Tuesday, May 27, 2008

Spreadsheets galore can be yours just write

I just ran 5 spreadsheets...

Broadview-Thompson really dropped off the map over the last four years

TT Minor Black males are already performing very poorly by grade 4 WASL Time.

Green Lake the pilot school for Everyday Math is an absolute Math disaster

North Beach using Saxon is an Academic Steamroller it has very little poverty.

All SPS elementary Schools were lumped together for comparison purposes.

If you want the sheets write me at

dempsey_dan@yahoo.com

I am posting the Green Lake School sheet HERE but it is
not very user friendly much better as an excel sheet.
Write if you want it.

6 comments:

Anonymous said...

very interesting and the green lake link is pretty good considering it was a spreadsheet.

That's usually been the pattern of adoptions - upper income districts are persuaded by parents to select traditional curriculum (if saxon's 'incremental' approach can be considered traditional) while urban commumnities adapt everyday and connected.

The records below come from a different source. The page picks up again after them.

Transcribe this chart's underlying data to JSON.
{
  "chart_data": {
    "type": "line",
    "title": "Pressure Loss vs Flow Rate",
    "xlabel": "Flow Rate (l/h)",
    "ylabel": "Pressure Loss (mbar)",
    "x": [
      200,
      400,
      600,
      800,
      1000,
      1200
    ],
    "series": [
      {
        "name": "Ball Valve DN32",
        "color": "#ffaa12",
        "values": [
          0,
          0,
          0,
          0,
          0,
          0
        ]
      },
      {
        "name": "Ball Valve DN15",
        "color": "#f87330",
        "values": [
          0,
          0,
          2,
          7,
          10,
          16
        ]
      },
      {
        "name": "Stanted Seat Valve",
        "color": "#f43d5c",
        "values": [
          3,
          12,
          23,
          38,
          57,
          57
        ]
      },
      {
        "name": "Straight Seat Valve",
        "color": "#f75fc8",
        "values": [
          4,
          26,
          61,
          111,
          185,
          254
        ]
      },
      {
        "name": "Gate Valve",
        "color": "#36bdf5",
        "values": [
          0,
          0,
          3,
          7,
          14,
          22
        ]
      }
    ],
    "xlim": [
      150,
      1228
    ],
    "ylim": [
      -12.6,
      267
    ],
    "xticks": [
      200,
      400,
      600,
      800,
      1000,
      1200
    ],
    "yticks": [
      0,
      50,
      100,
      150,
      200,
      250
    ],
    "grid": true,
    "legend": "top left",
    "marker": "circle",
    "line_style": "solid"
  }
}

Its possible to find some communities using TERC, but only if your district had a strong elementary math program using manipulatives back in the 70's.

dan dempsey said...

TERC/Invstigations is another NSF program along the Inquire and Explore lines that has students leaving grade 5 at about a grade 3 Math level.

Then today's Seattle Times thinks those same kids should have Algebra II to graduate from high school.

I read the News Paper but I will not tell the Times how to run one. I assume the person that wrote the editorial went to school. Clearly they have yet to teach the broad spectrum of American students any mathematics or they would not be offering such bizarre advice. Just because the SBE with no highly math competent members likes an idea -- lets not all fall down and play follow the leader just yet....

Dan

Anonymous said...

I wasn't trying to say TERC was a strong program - only that it appealed to some teachers, who I think had a previous training in a similiar curriculum, only I couldn't recall the name (it might have been through Addison-Wesley and it was used in the 80's?

Anonymous said...

Math our way. It was designed for K-3 and from this you have Family Math and TERC invstigations is some outgrowth of that I think, but I'm not an elementary person, except I remember my mom used it and her kids did real well - now she also taught traditional math with it (Addison-Wesley), so I consider it a blended curriculum.

dan dempsey said...

Until God provides us with uniform students who enter the classroom without original sin or genetic variation, it seems a blended curricula will be used by effective teachers.

The question is what to blend and how?

I doubt that an excellent answer to that will be coming down from too many District Offices.

Anonymous said...

I absolutely agree. She retired when they adopted TERC - it was the curriculum director that made the decision. Not the teachers.

Its interesting that teachers accepted Math Our Way - and the Poway teachers also enjoy using Family Math, but as you say at the elementary level its always been blended. It would be nice however to have something that was in one textbook and not 4 or 5. Not that is, unless if you were forced to use something so dumb as Core Plus.